A Nation Sighs → FIND ←

Tuesday, 29 June 2010 11:39 am
tags: football worldcup

I'm a little late off the mark on this one, I've been away from home, in Essex for the past 2 days. The UK England have had a chance to morn the death of another failed England world cup campaign. Was it Capello's fault? Was it the players' fault? Frankly there's been enough discussion over the past few days to form your own opinion. I've always - perhaps somewhat naively - believed the players are the most important link in the winning chain, well above the manager; and I think this is true of England's World Cup exit.

These players earn an exorbitant amount of money each year and they will readily admit they're getting paid this salary to do the thing they love, play football. So how is it, if you give these players the biggest platform in the world to play on, with the biggest reward, they flop? Media pressure and expectation from the fans plays a big part in it. But I think the main reason, and as much as I hate to admit this, the England players just aren't as good as we make them out to be.

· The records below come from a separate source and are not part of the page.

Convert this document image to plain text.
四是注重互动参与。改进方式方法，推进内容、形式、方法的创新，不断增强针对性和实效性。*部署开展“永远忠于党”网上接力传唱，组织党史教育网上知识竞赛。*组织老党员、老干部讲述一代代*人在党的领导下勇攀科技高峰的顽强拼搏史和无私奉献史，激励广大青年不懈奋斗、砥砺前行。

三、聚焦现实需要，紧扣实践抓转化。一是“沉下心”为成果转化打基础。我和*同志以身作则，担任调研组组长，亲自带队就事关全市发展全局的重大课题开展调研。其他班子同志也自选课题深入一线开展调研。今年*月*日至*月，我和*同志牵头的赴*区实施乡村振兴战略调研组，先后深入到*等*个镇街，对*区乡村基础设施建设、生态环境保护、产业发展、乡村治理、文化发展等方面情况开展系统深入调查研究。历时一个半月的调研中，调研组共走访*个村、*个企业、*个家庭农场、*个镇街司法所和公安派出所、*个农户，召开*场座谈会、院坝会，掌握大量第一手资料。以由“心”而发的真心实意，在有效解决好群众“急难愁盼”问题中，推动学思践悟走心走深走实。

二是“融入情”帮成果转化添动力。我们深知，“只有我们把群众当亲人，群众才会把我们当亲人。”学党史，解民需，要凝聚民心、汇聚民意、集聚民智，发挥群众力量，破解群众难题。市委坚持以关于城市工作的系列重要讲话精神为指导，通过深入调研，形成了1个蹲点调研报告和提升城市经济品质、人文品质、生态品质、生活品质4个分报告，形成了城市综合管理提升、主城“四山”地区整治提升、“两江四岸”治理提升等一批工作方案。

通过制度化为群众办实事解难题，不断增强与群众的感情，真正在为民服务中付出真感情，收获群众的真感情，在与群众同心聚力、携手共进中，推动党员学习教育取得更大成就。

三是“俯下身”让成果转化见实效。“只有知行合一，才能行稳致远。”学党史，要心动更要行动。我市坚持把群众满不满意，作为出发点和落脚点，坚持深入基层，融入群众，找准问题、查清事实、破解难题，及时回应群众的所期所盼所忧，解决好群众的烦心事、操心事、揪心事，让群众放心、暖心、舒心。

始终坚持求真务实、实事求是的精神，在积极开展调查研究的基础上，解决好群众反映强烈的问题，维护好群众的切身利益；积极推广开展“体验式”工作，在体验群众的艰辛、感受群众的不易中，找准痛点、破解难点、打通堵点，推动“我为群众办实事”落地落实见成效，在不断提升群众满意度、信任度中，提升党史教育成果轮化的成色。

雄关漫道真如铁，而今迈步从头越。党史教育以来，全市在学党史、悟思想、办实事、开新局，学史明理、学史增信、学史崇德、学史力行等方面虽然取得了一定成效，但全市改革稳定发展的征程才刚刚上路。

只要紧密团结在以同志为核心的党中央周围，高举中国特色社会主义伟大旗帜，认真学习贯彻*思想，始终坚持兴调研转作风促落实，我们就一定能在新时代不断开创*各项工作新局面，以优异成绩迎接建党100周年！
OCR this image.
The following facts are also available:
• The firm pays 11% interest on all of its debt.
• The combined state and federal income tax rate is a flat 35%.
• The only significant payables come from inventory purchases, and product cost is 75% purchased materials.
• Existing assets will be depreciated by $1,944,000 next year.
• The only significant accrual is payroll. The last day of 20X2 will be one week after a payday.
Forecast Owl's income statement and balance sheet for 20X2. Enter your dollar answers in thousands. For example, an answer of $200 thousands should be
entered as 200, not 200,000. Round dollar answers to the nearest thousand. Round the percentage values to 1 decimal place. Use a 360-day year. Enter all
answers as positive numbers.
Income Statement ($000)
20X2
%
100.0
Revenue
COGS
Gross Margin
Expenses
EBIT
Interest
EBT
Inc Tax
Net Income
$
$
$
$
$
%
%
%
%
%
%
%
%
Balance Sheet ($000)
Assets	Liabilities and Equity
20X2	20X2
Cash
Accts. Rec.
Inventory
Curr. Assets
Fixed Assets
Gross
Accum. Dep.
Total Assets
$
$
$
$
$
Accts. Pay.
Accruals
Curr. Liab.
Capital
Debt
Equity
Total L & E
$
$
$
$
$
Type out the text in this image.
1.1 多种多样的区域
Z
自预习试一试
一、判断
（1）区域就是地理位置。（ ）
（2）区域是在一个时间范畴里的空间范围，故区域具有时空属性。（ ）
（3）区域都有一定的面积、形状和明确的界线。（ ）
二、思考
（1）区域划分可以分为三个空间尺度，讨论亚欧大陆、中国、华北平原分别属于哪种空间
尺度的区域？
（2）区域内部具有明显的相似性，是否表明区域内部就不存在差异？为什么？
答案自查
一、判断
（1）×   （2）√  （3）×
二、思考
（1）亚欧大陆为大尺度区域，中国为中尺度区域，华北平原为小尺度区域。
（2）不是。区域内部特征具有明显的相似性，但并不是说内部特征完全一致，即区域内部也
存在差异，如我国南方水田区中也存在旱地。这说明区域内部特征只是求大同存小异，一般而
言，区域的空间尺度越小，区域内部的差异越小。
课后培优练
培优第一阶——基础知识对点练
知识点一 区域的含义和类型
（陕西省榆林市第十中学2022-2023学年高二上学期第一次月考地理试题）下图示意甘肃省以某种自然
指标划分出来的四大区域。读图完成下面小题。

The Premier League is dubbed one of the best leagues in the world, but English players are not in the majority - especially in the more successful teams - and haven't been for some time. The Premier League is heralded as one of the best, in my opinion, purely for its diversity of nationalities. With the exception of the most recent season, English teams do so well in the Champions League because World Class international players flock to them.

Despite the confident football these English boys are producing and the goals they're knocking in at club level; take out the international element of skill and finesse and you're left with a half baked cake.

That's an impressive England tally, and yet out of the meager 4 goals we managed to net this World Cup, 1 was an own goal and 1 was scored by a defender. Wayne Rooney. Wayne, Wayne Rooney: Not very nice to hear your own fans booing you? They're booing because they paid an arm and a leg to fly to South Africa to see you score goals.

But the final 16 knockout by Germany will - I imagine - be forever tainted with the 39th minute 'what if' goal that never was. As unfair and crippling as it was to see the goal not given, I think it's very shortsighted to dwell on this as a reason we lost to the Germans. Yes, it may have turned the game around and England may have had more fortitude to go on and find a winning goal. But when all is said and done, we defended atrociously and the Germans capitalised. Football is, afterall, all about putting away your chances and the Germans did just that.

Where do I stand on goal line technology? Bring it in. There's really not a good enough reason not to have it, in this day and age. We live in a technology fueled world; why should it be left out of the biggest sporting event in the world, leaving holes for injustices and forcing the officials on the pitch into making instant match-changing decisions. But, hey, at least Blatter apologised.